Die Rheinhessen sind und waren schon immer ein besonderes Völkchen. Die geografische Lage im Rheinknie sorgte schon von jeher dafür, dass man sich mit fremden Besatzern auseinandersetzen musste. Das Land an sich ist fruchtbar und von Acker- und Weinbau geprägt. Der Wein ist schon seit Römerzeiten ein Kulturgut der Region. Der löst auch die Zungen und so haben die Rheinhessen ganz viele Wörter, die sie sich gegenseitig ins Ohr sprechen. Auch, wenn diese Worte auf den ersten Blick etwas negative Vibes erzeugen, so ist es doch eher die Art und Weise, wie man sie benutzt. So kann ein und dasselbe Wort alle menschlichen Zustände beschreiben, je nachdem, wie man es anwendet und vor allem ausspricht. Der Ton macht hier die Musik.
Auf meinem Plakat “Die Rhoihesse” habe ich großen Wert darauf gelegt, dass man sie tatsächlich auch als Reisekarte benutzen kann, aber der Fokus liegt ganz vorsätzlich auf der Sprache. Jedes Dorf ist so geschrieben, wie man es auch ausspricht. Natürlich hat auch der Rheinhessische Dialekt seine Varianten, ganz abhängig von seiner geografischen Lage, d.h. es gibt manchmal verschiedene Sprechweisen oder Aussprachen. Ich ging den Weg der Mitte, so wie mer halt bei uns dehaam babbelt, in de Mitt vun Rhoihesse.
Eine weitere Besonderheit der Rheinhessen ist ihr Humor, den sie auch gerne mal in der Beschreibung ihrer Nachbarorte nutzen, um diese auf die Schippe zu nehmen, oder, wie man bei uns sagt: uze. Uze heißt jemanden auf die Schippe nehmen, ärgern, verspotten. Natürlich spiegeln sich darin auch menschliche Eigenschaften wie Mißgunst, Neid, Überheblichkeit und Stolz. Aber, wie Heinz Erhardt schon immer sagte: "Humor ist, wenn man trotzdem lacht.”
So begab es sich, dass heute fast alle Orte in Rheinhessen einen eigenen Uznamen haben. Manchmal zielt das auch auf geschichtliche Begebenheiten, Sagen oder geografische Besonderheiten, Personen können auch dabei sein oder “Fremdeinwirkungen”. Jedenfalls habe ich zu allen Ortsnamen den Uznamen beigefügt, so sie einen haben. Es sind aber nur drei ohne!
Ihr könnt gerne, wenn ihr den ein oder anderen Ort besucht, mal da nachfragen, welche Geschichte es dazu gibt.
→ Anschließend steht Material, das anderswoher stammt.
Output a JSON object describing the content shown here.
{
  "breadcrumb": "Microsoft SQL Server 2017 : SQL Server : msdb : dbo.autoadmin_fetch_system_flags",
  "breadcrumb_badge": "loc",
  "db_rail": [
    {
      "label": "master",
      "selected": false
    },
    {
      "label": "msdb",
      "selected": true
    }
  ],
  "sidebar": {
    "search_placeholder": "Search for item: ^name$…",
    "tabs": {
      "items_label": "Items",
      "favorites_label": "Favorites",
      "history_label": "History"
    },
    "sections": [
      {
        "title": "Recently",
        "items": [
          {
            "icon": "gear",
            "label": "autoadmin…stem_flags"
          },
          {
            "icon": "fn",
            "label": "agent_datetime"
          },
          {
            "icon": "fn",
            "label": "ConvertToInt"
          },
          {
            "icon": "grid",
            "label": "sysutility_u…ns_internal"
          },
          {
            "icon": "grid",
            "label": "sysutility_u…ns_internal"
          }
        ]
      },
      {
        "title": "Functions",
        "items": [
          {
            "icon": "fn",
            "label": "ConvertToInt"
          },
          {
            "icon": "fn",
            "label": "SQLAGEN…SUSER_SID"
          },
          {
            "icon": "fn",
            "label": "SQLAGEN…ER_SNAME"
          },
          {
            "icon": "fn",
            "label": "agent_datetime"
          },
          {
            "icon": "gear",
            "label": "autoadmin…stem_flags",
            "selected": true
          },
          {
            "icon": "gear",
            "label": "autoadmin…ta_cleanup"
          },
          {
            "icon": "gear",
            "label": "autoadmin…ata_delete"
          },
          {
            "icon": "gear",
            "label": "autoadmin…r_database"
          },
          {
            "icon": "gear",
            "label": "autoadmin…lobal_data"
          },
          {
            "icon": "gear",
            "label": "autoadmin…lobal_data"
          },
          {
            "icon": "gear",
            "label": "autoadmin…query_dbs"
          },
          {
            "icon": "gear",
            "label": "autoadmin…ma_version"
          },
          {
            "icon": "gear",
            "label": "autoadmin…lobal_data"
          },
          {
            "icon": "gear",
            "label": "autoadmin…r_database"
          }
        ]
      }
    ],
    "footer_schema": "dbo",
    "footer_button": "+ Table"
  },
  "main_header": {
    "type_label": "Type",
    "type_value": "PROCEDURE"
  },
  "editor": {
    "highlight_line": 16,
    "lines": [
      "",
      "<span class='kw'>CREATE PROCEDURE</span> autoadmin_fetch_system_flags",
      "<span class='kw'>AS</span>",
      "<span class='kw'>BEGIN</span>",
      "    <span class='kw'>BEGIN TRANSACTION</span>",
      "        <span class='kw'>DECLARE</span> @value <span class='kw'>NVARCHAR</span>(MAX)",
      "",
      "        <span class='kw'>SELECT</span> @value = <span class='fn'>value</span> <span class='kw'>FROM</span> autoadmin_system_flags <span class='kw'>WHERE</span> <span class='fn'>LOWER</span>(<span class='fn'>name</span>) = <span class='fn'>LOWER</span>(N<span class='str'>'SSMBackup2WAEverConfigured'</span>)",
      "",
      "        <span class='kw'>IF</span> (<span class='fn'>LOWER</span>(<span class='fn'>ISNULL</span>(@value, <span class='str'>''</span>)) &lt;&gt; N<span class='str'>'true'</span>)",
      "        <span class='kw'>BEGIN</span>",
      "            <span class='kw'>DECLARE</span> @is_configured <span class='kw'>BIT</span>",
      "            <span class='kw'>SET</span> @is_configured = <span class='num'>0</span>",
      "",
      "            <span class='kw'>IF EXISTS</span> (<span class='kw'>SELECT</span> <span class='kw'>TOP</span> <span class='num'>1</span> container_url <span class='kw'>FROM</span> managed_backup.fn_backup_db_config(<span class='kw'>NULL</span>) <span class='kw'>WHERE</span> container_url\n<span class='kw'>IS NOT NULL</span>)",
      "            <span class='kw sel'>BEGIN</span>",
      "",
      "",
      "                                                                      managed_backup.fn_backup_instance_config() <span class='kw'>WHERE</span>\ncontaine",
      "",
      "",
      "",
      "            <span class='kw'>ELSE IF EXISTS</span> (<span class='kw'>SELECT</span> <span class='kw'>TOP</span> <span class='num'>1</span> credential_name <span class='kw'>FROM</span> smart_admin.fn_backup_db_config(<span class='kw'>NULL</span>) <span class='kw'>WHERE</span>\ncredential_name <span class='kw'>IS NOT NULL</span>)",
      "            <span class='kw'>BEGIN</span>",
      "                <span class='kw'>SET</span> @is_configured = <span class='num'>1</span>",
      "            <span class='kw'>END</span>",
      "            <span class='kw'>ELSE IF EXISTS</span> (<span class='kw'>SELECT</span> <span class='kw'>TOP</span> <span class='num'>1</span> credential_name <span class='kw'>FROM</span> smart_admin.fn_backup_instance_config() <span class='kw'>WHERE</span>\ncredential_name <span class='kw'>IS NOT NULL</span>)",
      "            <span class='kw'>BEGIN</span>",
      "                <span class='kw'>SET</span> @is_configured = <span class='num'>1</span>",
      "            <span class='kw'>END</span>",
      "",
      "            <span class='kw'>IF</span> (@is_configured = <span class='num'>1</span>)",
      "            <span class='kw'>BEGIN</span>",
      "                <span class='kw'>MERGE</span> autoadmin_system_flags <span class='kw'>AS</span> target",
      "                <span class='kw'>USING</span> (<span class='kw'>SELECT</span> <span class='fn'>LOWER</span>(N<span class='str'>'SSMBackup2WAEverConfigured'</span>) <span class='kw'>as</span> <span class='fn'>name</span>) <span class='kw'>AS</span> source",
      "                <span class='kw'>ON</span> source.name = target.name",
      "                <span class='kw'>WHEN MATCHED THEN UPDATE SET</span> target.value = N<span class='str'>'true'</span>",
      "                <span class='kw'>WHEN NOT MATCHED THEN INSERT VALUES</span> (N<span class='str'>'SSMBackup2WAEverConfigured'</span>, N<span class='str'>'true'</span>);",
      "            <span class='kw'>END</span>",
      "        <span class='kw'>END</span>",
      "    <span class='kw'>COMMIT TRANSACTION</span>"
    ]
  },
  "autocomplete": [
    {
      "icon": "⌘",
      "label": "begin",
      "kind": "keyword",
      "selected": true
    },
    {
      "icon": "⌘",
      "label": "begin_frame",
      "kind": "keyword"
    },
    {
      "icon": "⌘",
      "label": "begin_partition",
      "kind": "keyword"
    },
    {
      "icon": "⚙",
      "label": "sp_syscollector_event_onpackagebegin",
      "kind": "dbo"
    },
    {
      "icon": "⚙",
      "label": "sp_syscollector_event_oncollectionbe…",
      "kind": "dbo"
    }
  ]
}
So kann man auch schnell mal mit “Einheimischen” ins Gespräch kommen;). Hier alle zu beschreiben ist zu viel, eher eine lange Serie, gemessen an den vielen Ortschaften.
Außerhalb der Landkarte habe ich die Fläche gefüllt mit solchen Necknamen, Bezeichnungen und “Worten der gegenseitigen Einordnung”. Wie schon gesagt: der Ton macht da die Musik.
Kleiner Tipp: wenn euch was oder jemand ärgert, einfach mal fünf Minuten laut daraus vorlesen, das erleichtert.
Viel Spaß in Rhoihesse, aach mit em Finger uff de Landkaart.